According to the story, Cunningham revealed some seamy details of his weekend with prostitutes hired by defense contractor Brent Wilkes during a prison interview with the FBI, including the following gem:
“[Cunningham] insisted there were no prostitutes at Wilkes’ Washington poker games, but said Wilkes hired prostitutes for him during a Hawaii vacation. Cunningham was miffed that Wilkes got the ‘younger and cuter’ prostitute and said he was ‘somewhat embarrassed on this occasion because he had some difficulty in completing intercourse.’ On the next night, Cunningham again had a prostitute but said he ‘did not have sex’ with her ‘because he felt guilty about his behavior.’”
Ordinarily, HOH would crack wise here, but she’s gonna let this one go.
Country Morning.

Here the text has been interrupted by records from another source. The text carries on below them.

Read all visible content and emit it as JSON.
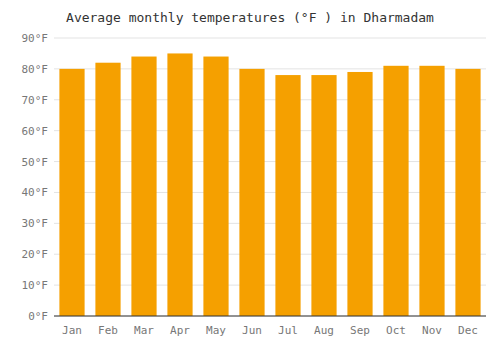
{
  "chart_data": {
    "type": "bar",
    "title": "Average monthly temperatures (°F ) in Dharmadam",
    "categories": [
      "Jan",
      "Feb",
      "Mar",
      "Apr",
      "May",
      "Jun",
      "Jul",
      "Aug",
      "Sep",
      "Oct",
      "Nov",
      "Dec"
    ],
    "values": [
      80,
      82,
      84,
      85,
      84,
      80,
      78,
      78,
      79,
      81,
      81,
      80
    ],
    "color": "#F5A000",
    "ylim": [
      0,
      90
    ],
    "yticks": [
      {
        "value": 0,
        "label": "0°F"
      },
      {
        "value": 10,
        "label": "10°F"
      },
      {
        "value": 20,
        "label": "20°F"
      },
      {
        "value": 30,
        "label": "30°F"
      },
      {
        "value": 40,
        "label": "40°F"
      },
      {
        "value": 50,
        "label": "50°F"
      },
      {
        "value": 60,
        "label": "60°F"
      },
      {
        "value": 70,
        "label": "70°F"
      },
      {
        "value": 80,
        "label": "80°F"
      },
      {
        "value": 90,
        "label": "90°F"
      }
    ],
    "grid": true
  }
}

Vince Gill and Amy Grant, the singer-songwriter husband-and-wife team who boast shelf-loads of his-and-her Grammy awards (think of the dusting involved!), dropped by Tortilla Coast on Wednesday morning to chow down with Blue Dog Democrats. Though the breakfast meeting’s topic — intellectual property issues in the music business — was weighty, the Members got a few guffaws with their coffee when Gill discussed the possibility of his own political future. “People ask me if I’d consider running for office,” he told the Members seated around the table (was that a sparkle in some eyes at the prospect of a dazzling recruit?). “I say, ‘I can’t because I’ve got a sordid … future.’”
Gill, who’s a native Oklahoman, also signed a guitar for home-state Rep. Dan Boren — prompting the two men to discover they had a link. Gill and Grant have a copy of the lyrics to Elvis Presley’s “Heartbreak Hotel” signed by its songwriter, Mae Boren Axton, hanging in their home. And Axton just happens to be the Congressman’s great-aunt.
Boren is keeping the freshly signed guitar in his office, a spokesman said.
The Morning After. Passels of all-nighter fuel — energy foods such as McDonald’s and greasy pizza — made their way into the Capitol during Tuesday night’s jammies-and-Iraq session. But on Wednesday, only eyelid-propping coffee would do for staffers worn out from the late shift the night before and hoping to make it through the long afternoon.
Cups & Co., the popular coffee shop located in the basement of the Russell Senate Office Building and widely considered to be the purveyor of the best Senate-side joe, was even more packed than usual on Wednesday, HOH spies say, with lines stretching to the door. Owner Charlie Chung estimated for HOH that sales were up a brisk 15 percent over their usual. He says he wanted to keep the java flowing by extending the shop’s hours on Tuesday, but his staffers complained (a tactic that surely didn’t work for Senate underlings). “People want the big coffees,” he said of his customers’ preferences on Wednesday, making a gesture indicating a bucket-sized cup. “Venti.”